7/ My Bloody Valentine – Loveless (chronique)
Sûrement pas le meilleur album shoegaze ever, mais un mille-feuilles noisy pop magistral. Et je kiffe les Jazzmaster.

6/ Noir Désir – Du ciment sous les plaines
Un groupe que j’ai du mal à écouter depuis le drame de Vilnius. C’était un de mes groupes fétiches. Mais toujours un de mes guitaristes français préférés en la personne de Serge Teyssot-Gay (Zone Libre, Interzone…).

5/ Massive Attack – Blue Lines
Un album qu’on ne présente plus. Un de ceux qui créent un genre. Qui rassemble autant de publics différents. Ça fait longtemps qu’on en attend un qui puisse nous secouer comme ça.

4/ Pixies – Trompe le Monde (article discographie)
Je les aime tous, enfin, plus ceux des 90’s quand même. Joey Santiago, underrated guitarist. Quel plaisir infini que le rock vitaminé des lutins. Indémodable.
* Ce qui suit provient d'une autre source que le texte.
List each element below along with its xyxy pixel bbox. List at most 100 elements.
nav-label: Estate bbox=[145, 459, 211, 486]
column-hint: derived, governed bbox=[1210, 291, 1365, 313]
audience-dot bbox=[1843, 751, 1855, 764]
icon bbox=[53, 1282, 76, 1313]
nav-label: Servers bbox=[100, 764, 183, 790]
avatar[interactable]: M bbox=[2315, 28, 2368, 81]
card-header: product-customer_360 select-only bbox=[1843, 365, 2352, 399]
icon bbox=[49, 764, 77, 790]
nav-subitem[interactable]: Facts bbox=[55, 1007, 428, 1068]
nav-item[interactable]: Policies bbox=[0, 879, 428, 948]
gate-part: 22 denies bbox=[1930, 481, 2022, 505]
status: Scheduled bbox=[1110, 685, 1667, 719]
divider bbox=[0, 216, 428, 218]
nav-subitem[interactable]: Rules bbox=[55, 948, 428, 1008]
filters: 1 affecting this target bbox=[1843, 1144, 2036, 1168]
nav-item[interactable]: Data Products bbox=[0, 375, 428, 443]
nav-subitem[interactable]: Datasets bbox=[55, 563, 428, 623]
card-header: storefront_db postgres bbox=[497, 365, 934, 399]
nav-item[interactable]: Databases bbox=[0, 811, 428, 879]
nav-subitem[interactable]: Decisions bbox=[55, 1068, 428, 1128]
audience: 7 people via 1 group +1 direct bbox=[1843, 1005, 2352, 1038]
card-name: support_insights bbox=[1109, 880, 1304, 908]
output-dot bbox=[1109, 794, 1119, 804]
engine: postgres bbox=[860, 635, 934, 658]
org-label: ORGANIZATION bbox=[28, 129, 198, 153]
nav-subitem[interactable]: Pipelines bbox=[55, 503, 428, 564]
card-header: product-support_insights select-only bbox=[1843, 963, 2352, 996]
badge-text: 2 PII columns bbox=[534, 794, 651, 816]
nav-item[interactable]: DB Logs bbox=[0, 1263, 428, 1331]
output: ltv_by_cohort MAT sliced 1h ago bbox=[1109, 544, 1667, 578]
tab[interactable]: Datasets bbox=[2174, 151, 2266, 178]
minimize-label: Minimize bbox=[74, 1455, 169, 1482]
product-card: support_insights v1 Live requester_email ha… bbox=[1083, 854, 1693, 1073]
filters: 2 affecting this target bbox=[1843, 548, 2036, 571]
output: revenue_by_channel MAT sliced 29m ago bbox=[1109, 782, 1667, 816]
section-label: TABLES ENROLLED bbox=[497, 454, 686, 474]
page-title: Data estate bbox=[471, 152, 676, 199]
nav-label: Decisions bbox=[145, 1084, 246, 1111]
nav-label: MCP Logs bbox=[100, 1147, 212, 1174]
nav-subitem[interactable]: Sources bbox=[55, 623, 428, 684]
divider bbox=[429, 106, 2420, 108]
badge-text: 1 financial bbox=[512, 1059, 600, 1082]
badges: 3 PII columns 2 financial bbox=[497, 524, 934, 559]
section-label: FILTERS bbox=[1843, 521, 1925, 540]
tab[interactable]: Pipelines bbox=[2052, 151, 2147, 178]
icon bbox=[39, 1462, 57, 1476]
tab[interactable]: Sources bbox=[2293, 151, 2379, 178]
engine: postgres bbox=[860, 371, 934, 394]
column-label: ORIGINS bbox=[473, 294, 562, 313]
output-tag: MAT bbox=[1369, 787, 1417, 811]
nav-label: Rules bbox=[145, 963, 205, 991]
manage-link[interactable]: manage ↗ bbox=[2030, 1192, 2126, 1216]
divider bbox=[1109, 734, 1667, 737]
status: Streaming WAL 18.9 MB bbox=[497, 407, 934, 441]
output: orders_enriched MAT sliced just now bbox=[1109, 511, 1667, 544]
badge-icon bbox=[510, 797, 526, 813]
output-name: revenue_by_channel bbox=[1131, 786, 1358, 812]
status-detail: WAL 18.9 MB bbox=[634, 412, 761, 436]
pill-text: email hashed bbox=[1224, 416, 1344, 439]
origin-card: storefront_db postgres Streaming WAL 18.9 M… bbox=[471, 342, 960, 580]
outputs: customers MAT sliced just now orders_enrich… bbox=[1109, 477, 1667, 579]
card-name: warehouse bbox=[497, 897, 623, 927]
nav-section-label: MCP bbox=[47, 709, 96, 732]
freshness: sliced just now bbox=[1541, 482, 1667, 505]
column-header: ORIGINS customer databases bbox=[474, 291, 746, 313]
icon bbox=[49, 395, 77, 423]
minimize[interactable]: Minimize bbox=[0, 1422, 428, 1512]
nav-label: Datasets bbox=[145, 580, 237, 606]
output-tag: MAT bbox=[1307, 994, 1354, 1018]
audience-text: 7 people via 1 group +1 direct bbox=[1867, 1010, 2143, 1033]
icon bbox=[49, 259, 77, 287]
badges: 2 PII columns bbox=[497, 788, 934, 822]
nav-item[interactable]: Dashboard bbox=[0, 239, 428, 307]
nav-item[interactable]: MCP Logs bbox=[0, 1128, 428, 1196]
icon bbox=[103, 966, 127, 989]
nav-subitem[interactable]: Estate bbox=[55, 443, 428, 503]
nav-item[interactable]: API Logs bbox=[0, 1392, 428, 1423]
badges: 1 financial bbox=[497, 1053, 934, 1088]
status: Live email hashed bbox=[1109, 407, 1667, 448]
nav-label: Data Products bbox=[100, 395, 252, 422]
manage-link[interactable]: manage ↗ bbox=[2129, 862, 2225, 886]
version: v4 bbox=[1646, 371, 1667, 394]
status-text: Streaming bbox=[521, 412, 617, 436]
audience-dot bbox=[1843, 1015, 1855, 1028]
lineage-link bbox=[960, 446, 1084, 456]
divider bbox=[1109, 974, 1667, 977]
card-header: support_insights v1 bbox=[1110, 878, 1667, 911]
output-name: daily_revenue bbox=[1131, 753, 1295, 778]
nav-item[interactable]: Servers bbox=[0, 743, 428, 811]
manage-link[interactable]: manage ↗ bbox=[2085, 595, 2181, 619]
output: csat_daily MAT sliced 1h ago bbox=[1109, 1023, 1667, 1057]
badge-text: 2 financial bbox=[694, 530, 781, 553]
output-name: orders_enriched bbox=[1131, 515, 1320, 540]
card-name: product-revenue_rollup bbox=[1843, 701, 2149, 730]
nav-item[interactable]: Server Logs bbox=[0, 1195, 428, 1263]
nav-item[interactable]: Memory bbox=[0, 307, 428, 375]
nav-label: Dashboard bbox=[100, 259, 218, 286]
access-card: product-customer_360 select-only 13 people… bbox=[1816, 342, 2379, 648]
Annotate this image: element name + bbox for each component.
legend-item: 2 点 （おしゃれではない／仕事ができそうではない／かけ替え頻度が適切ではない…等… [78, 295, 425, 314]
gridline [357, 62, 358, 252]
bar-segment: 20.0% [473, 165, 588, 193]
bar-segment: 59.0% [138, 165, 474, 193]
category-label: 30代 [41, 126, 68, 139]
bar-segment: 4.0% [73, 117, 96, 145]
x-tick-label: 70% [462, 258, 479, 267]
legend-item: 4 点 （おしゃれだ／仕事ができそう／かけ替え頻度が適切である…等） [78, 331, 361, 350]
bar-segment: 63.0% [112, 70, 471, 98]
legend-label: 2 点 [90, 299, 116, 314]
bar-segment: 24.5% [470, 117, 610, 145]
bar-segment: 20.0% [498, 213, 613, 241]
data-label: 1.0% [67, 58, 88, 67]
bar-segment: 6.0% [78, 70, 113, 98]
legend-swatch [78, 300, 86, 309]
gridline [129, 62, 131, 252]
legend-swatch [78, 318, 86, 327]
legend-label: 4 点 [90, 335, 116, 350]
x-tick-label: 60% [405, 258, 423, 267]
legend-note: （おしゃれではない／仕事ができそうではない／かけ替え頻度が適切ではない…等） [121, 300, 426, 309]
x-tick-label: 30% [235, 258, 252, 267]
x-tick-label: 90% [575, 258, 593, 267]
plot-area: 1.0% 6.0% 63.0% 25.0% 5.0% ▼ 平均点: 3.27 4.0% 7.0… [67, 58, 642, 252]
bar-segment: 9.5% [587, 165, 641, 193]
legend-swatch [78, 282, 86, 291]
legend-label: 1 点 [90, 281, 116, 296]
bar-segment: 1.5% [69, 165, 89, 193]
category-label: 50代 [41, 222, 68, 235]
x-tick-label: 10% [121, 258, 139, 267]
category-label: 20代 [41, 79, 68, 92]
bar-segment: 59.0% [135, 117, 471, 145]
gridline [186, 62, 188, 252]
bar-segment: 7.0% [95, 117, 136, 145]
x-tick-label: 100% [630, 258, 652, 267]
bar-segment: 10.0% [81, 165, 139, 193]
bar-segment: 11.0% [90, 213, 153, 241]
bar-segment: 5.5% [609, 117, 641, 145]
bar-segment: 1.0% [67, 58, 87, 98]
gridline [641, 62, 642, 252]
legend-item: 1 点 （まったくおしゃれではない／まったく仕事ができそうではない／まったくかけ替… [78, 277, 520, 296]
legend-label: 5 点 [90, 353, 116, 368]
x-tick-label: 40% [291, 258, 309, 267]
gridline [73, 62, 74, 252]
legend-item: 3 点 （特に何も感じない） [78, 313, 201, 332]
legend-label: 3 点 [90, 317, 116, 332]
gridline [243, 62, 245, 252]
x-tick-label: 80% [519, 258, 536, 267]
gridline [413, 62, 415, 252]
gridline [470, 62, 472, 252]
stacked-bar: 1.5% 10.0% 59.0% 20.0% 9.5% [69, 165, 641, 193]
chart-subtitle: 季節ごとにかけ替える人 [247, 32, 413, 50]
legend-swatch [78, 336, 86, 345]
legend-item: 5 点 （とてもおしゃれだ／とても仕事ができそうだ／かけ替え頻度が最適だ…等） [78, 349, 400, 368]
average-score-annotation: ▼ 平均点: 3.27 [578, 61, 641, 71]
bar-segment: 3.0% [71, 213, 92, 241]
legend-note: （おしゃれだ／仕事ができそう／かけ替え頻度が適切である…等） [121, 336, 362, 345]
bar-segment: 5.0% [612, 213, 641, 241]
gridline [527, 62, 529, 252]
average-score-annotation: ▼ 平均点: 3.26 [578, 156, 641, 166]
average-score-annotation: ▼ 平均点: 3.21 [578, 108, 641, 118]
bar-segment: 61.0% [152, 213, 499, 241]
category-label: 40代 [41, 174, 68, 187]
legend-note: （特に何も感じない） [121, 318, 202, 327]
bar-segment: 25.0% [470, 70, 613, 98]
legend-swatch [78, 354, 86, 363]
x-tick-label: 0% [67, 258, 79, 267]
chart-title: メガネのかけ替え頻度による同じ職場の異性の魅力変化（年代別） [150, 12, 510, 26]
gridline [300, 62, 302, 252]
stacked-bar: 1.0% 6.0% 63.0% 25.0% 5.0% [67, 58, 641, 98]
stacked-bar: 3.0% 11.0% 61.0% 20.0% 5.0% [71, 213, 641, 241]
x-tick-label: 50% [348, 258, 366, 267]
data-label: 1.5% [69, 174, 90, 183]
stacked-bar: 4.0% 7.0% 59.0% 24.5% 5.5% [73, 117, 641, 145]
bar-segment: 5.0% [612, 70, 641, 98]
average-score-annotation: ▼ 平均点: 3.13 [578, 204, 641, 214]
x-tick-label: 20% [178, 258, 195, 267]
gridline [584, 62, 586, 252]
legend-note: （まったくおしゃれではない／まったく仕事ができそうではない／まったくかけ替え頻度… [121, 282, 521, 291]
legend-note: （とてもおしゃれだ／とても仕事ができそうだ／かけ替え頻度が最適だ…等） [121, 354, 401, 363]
3/ Slint – Spiderland (chronique)
Destin étrange que celui de Slint. 2 albums et puis s’en va. Mais un culte entretenu depuis dans l’ombre par les adorateurs du rock instrumental. Influent, vous avez dit ?

2/ Les Thugs – I.A.B.F.
Découvert dans le sillage de Noir Désir, Les Thugs sont définitivement devant maintenant, bien haut (tout en haut ?) dans mon panthéon rock personnel. A jamais mon premier concert. A jamais le vrai rock indé français. Sans compromis, sans compromissions, la passion et l’intégrité comme étendards. Et vive LANE !

1/ Nirvana – Nevermind (chronique)
Peut-être pas le meilleur album de cette liste, encore que… Mais l’album sans lequel rien n’aurait été possible. On a tout dit sur son influence et sur le destin de Kurt Cobain donc je me contenterai d’un bon gros M.E.R.C.I.